王月甕聲甕氣地問:“姐,梁老師辭職會不會就是因為這個?”

叢玉頓了頓,說:“我回去問問。”

表面平靜,其實叢玉已經快氣死了。她不敢相信,自己可能會是最後一個知道梁嶼要辭職的人。

推開病房門的瞬間,梁嶼擡頭看過來,“回來了?”他一只手還捏著叢越的兔子玩偶耳朵把玩。

叢玉握著門把手,心地翻湧出淡淡的酸澀,她自詡是這個世界上最了解梁嶼的人。

他們自幼一起長大,對彼此已經熟悉到如同身體的另一半,就是這麽了解他的人,居然沒有察覺到他想要辭職。

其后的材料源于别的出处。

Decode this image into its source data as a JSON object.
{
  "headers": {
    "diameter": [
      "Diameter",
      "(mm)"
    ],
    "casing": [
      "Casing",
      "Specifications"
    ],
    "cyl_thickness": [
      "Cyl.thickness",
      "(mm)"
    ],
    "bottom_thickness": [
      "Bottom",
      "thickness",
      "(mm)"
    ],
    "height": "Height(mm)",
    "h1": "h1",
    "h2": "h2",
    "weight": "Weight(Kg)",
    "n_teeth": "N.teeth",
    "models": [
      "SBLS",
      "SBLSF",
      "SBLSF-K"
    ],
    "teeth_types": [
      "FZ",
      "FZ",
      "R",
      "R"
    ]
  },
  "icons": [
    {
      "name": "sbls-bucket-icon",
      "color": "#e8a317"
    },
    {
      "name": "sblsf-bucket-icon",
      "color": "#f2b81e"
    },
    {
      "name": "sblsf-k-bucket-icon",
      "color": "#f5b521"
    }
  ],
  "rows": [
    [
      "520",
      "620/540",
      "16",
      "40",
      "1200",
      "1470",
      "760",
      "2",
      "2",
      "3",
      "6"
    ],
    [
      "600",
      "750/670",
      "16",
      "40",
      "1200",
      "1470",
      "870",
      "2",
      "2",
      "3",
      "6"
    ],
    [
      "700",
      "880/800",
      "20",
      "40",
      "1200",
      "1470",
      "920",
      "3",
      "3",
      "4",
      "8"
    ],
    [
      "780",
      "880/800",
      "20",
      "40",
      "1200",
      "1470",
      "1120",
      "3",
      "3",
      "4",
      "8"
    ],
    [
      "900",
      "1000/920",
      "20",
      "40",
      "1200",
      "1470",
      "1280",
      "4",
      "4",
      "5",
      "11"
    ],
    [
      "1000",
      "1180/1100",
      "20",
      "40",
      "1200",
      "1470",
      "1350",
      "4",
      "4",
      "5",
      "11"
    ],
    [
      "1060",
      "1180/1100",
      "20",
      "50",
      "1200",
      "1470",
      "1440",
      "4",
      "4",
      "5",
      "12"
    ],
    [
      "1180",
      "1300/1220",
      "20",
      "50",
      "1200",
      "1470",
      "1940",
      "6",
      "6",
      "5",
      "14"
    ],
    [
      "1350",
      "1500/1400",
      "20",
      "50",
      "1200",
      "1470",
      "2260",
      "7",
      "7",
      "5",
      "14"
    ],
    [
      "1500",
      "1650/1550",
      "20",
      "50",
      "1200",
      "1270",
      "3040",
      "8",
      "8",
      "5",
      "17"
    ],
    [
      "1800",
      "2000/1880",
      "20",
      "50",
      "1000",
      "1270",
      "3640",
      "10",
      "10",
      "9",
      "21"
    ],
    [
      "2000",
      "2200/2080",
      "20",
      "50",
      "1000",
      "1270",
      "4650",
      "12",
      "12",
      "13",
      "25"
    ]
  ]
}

叢玉說不出責備的話,只覺得心酸。他們應該一起面對這個無解的未來。

“小雪媽媽呢?”梁嶼見王月沒回來,隨口問。

叢玉在他身邊坐下,“洗手間。”

梁嶼沒再多問。

幾個人一起吃了晚飯,梁嶼請了人送母女兩人回去,安排好後回到了醫院。

已經很晚了,梁嶼進門的時候病房裏的燈已經關了,他刻意放輕了動作。

梁嶼摸索著靠近叢玉,彎下腰,被人猝不及防地拽住了衣領。黑暗裏,借著儀器的光,梁嶼對上了叢玉的眼睛,他驚訝:“怎麽還沒睡?還是被我吵醒了?”

叢玉眼神清亮,沒有一絲被吵醒的朦朧感,“沒睡。”

梁嶼拉住了她的手,低聲說:“早點睡吧。”

叢玉放開了他的衣領,眼睛依然直勾勾地盯著梁嶼。

梁嶼沒忍住,“怎麽了?”

叢玉搖頭,又想起他可能看不見,補了一句:“沒怎麽,就是看看你。”

梁嶼戲謔地說:“要不出去看?這裏看得清楚嗎?”

叢玉懶得搭理他,翻了個白眼,“我睡不著,你先睡,我待會換你。”

梁嶼問:“心裏有事?”

叢玉本來想放過他,但奈何人主動送上來了,“對,有事,抓心撓肝,睡不著。”

梁嶼:“說來聽聽。”

叢玉:“確定?”

梁嶼:“不然呢?”

“好,那我問你,梁嶼,你辭職的事情怎麽不告訴我?是害怕我不同意嗎?”

叢玉頓了頓,繼續說:“還是說,你怕我也辭職?覺得犧牲你一個人就好?”

病房裏清晰地聽到儀器工作的機械聲,除此之外,萬籟俱寂。